Some other big names never made it to 10 years without a vocal lineup change. Here are a sampling of those:
- Cathedrals – 9 years (1990-1999): Ernie Haase, Glen Payne, Scott Fowler, George Younce
- Florida Boys – 8 years (1958-1966): Coy Cook, Les Beasley, Glen Allred, Billy Todd
- Inspirations – 8 years (2000-2008): Archie Watkins, Matt Dibler, Melton Campbell, Mike Holcomb (did Campbell take a hiatus in there? how long?)
- Gold City – 7 years (1985-1992): Brian Free, Ivan Parker, Mike LeFevre, Tim Riley
- Kingdom Heirs – 7 years (1995-2002): David Sutton, Arthur Rice, Steve French, Eric Bennett
- Dixie Echoes – 6 years (1976-1982): Andrew Shelnut, Dale Shelnut, Randy Shelnut, Randy Allred
- Dove Brothers – 5 years (1997-2002): John Rulapaugh, McCray Dove, Eric Dove, Burman Porter
- Legacy Five – 5 years (2004-2009): Frank Seamans, Scott Fowler, Scott Howard, Glenn Dustin
- Statesmen – 5 years (1958-1963): Rosie Rozell, Jake Hess, Doy Ott, Big Chief Wetherington
- Gaither Vocal Band – 4 years (several groups, including the current one, the Penrod/Phelps/Lowry group, and the Murray/English/Lowry version)

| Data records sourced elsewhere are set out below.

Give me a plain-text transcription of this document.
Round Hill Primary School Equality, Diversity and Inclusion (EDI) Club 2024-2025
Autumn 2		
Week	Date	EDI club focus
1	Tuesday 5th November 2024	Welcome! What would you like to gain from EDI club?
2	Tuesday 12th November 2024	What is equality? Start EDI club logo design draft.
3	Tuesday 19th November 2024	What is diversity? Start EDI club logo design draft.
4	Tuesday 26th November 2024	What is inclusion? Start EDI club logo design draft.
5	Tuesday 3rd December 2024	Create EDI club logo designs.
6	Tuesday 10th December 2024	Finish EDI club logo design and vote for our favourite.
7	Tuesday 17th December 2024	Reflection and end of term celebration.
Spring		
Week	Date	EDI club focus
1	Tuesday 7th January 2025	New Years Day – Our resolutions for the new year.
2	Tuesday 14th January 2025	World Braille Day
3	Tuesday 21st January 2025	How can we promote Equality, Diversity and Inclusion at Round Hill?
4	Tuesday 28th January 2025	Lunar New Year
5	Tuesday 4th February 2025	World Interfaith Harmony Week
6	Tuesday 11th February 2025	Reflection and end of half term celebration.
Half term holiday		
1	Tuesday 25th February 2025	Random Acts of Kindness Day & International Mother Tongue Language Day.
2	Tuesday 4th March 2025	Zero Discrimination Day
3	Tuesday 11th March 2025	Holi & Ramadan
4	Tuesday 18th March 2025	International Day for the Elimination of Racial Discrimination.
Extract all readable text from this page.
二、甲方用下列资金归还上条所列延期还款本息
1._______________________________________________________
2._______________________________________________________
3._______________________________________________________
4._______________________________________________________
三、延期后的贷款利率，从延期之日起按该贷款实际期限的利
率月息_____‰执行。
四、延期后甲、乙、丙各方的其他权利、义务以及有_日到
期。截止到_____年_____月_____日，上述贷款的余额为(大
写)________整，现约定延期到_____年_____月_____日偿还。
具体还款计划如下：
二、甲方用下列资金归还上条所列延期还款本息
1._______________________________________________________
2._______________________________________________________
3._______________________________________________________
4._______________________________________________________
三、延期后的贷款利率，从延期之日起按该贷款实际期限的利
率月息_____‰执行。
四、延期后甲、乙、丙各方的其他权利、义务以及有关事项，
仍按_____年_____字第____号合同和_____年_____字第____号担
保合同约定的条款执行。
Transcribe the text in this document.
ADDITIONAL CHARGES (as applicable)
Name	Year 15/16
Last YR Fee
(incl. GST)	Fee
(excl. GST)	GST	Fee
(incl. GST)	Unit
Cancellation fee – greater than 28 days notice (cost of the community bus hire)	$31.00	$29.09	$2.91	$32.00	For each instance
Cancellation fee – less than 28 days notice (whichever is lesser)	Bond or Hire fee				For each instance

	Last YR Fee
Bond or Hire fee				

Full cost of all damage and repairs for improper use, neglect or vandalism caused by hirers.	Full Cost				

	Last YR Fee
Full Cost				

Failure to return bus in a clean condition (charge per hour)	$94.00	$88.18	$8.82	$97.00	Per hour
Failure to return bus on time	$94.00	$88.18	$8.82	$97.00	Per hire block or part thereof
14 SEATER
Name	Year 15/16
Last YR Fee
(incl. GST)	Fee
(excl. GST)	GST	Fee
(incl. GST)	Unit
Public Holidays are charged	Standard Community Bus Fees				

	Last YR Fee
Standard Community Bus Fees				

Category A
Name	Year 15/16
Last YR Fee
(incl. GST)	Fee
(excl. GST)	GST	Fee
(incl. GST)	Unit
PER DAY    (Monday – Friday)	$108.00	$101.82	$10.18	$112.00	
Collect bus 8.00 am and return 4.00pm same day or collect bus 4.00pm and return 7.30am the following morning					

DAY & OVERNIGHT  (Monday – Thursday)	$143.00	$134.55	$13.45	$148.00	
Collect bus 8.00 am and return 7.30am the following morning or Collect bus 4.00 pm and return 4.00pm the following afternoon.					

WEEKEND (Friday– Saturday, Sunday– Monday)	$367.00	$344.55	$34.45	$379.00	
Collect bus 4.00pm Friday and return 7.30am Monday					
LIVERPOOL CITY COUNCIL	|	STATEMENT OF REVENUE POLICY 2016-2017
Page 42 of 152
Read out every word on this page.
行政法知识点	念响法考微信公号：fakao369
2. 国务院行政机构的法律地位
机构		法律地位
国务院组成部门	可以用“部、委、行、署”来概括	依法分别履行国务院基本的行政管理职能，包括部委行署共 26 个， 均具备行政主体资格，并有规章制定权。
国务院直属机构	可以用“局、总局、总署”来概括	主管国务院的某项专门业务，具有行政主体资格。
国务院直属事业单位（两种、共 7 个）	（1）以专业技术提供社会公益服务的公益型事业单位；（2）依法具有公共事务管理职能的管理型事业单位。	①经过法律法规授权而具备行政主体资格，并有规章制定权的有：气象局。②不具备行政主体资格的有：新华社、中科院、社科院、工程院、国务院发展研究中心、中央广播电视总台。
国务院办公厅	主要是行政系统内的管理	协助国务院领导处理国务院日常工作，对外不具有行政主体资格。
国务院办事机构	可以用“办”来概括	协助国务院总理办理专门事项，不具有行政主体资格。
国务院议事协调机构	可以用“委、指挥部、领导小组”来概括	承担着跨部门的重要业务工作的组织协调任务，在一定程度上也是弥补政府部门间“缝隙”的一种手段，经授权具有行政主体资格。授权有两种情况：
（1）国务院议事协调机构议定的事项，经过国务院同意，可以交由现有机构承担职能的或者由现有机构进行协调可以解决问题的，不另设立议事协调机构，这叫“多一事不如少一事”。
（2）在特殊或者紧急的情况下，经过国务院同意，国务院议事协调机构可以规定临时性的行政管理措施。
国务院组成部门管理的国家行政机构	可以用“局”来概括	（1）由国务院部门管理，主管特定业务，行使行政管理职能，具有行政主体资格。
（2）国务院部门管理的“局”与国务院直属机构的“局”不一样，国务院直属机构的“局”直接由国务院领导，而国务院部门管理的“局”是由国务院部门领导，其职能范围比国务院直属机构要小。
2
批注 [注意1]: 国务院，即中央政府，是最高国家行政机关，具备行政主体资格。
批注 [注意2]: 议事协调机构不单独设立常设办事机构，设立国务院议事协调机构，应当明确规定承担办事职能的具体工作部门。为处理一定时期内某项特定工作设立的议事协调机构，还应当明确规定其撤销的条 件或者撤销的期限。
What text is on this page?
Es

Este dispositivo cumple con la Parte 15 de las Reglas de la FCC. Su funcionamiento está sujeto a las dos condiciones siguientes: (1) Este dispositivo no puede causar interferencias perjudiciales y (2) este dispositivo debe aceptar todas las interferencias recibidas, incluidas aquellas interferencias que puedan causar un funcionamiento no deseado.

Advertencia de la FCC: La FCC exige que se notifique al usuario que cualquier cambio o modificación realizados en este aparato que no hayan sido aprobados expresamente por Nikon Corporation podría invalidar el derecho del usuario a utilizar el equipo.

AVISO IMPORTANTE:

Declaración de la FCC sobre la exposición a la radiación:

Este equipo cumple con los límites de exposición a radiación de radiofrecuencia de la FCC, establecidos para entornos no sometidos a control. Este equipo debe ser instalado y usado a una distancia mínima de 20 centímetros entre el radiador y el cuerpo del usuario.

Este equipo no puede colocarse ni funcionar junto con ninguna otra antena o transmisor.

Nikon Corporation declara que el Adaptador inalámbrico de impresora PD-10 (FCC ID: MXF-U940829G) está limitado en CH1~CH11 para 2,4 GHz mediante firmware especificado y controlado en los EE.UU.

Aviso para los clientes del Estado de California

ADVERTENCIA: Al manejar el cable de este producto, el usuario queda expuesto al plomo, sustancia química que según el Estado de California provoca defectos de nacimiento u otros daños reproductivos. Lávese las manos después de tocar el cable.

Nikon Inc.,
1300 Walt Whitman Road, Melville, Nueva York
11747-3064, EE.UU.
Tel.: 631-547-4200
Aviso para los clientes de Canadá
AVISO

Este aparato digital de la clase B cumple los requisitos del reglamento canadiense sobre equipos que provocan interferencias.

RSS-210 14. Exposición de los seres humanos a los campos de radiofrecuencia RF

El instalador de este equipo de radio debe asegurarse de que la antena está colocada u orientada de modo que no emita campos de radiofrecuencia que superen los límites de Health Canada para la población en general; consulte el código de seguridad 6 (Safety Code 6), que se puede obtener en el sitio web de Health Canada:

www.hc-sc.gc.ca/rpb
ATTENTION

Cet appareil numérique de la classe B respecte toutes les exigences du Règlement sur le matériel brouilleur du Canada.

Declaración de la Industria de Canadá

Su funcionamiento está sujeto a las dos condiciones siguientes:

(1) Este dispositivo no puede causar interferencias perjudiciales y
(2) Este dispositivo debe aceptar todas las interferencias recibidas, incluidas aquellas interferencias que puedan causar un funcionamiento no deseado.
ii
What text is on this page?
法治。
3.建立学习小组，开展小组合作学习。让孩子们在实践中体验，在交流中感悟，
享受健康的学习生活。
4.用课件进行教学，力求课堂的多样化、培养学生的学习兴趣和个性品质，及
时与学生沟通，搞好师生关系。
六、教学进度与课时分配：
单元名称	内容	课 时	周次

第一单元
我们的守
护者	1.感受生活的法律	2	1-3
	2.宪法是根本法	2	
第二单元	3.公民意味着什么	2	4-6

- Kingsmen – 4 years (1984-1988): Garry Sheppard, Jim Hamill, Ed Crawford, Arthur Rice, Ray Dean Reese (This is kind of difficult to determine. I included guys like Rice and Tim Surrett as vocalist changes, since they sang so much, though Hamill was still also singing lead.)
That’s a lot to digest, but I thought it was a neat way to show just how rare Triumphant’s feat is, and also to educate myself and others on just how elusive lineup stability is in the southern gospel world. I welcome your thoughts, additions, or corrections on any of this.